「含笑瞑目?」秋意濃立在忠源面前,看着這個男子在微笑中慢慢停止了呼吸,悵然道,「想必,他此生最歡快的一霎,都在迴光返照時流於腦海吧?」
「是條漢子。」骨扎力走上幾步,也向忠源的遺軀施了一禮:「同為武人,他日我若也能這般於沙場上瞑目而去,此生無憾!」
「你們不會瞑目於沙場,只會盡享生之歡趣後百年於子孫孝道前,否則,要我這主公何用?」拓拔戰從兩員愛將身後踱步而過,看樣子,他是要直接走到重傷倒地的軒轅如夜面前,但在經過忠源的遺軀旁時,拓拔戰也停下了腳步,上下打量了這含笑瞑目的男子一眼,「忠源,中原?」沉吟了片刻,這位梟雄竟伸出手,把支撐着忠源屍體的那杆已有些歪斜的鐵槍撥正,讓忠源的遺軀能夠挺得更直,「生而崢嶸戰,死而昂首站,這就是軍甲漢子無愧於心的一生吧…」拓拔戰悠悠一嘆,向忠源的遺軀點了點頭,他是世間之惡,也是絕世梟雄,所以他懂得,什麼是可敬之敵,什麼是勝者氣度。
嘆息之後,拓拔戰向軒轅如夜慢慢走去。
「軒轅如夜,還留着一口氣麼?」拓拔戰心裏是真的很想在這末路勁敵面前顯出一份勝者的淡然氣度,但向着軒轅如夜一步步走去,他臉上怒氣橫生,就是這個男子,只以八千鐵騎,就給了他百萬黑甲狠狠一擊,令他黑甲軍於今日蒙受了前所未有的損兵折將,就是這個男子,明明奄奄一息的傷重倒地,已該渙散黯淡的目光,依然清亮得沒有一絲懼意,還支撐着與他對視,也就是這個已近花甲的男子,竟還如少年般意氣風發,想以螳臂當車的瘋狂來激勵他中原的人心士氣,可卻連他也不得不承認,那樣的瘋狂,竟是壯舉。

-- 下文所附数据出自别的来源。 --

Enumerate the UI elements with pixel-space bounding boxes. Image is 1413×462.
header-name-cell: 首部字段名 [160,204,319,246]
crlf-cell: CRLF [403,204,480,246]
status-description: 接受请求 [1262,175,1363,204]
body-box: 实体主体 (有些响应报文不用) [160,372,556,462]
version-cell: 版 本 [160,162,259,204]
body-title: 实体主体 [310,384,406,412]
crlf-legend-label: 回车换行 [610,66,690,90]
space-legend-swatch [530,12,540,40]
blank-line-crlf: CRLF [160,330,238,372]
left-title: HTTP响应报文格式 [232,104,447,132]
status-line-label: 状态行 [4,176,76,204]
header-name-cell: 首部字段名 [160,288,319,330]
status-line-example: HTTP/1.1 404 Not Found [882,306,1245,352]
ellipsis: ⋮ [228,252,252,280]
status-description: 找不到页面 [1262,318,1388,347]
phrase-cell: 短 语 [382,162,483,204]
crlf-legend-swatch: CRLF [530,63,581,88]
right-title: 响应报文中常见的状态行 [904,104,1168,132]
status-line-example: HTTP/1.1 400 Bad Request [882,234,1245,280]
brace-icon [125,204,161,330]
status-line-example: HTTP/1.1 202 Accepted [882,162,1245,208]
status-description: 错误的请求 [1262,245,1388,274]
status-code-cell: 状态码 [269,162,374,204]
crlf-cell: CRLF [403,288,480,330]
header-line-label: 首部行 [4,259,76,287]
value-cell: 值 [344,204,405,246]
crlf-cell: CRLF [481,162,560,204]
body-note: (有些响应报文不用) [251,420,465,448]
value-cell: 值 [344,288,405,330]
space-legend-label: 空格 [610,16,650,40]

「你的皇帝早死了,你的袍澤也在今日一一戰死在你眼前,橫衝都已絕,軒轅如夜,你也該死了!」拓拔戰冷冷對視着這個令自己在今日狼狽無比的男人,腰間佩刀出手,刀鋒直指軒轅如夜,滿腹斥罵,卻無法快意罵出,拓拔戰清楚,這個男人不會在意陰損刻薄的言辭,而這一通斥罵也只會讓自己在狼狽下徒失氣度,讓軒轅如夜更多幾分快意,此時越是羞惱,越是在告訴世人,這個男人成功的折辱了自己的威嚴。
「軒轅如夜,我知道你和你這八千橫衝都就是來送死的,所以你們不怕死,只在乎該如何去壯烈的死!」拓拔戰忽然又把佩刀插回腰間刀鞘,「按說,是應該由我親手斬下你的人頭,出一出我胸口惡氣,可想到你的用心,我又覺得,不該讓你死得如此稱心!」
軒轅如夜微微抬頭,看着拓拔戰,目光平靜,沒有一言相還,但這非是無力和無言反駁,這一戰,即使功敗垂成,業已是死得其所,所以他把僅有的一點力氣貫於左臂,將白骨槍旗的槍柄筆直定於地上。
所以,這面白骨山河旗仍在揚於風中。
人雖倒,旗長飄。
槍旗撐地,是他用最後一口力氣支撐的驕傲,也是一直在支撐他的全部信念。
看着白骨旗飄揚眼前,又面對着如此平靜的對視,拓拔戰只覺怒氣更盛,險些就要一刀斬了下去,他很費勁的才咽下這口氣,又道:「軒轅如夜,你的袍澤死的都很壯烈,雖然不甘,可我再是惱怒也不能再殺他們一遍,好在你還留了一口氣給我,所以我就要你死得無比屈辱!」
拓拔戰回過身,往身後一掃視,向一名黑甲軍士一招手:「你,過來!」
那名軍士聞主公有令,立即就跑上前來,卻有些不明所以,便在拓拔戰身後躬身而站。
拓拔戰又向軒轅如夜冷冷道:「你想用斗我百萬黑甲來揚你中原人心士氣?可以!那我就要你死在我黑甲軍中一名最微末的小卒手下!讓世人知道,這士氣揚的究竟是值還是不值?」
軒轅如夜還是平靜的看着拓拔戰,嘴角動了動,不為開口,只為露出一抹淡淡的笑來,隨即就把目光移到了白骨旗上,拓拔戰的奚落,除卻泄一泄他自己的心頭怒氣,其實無用。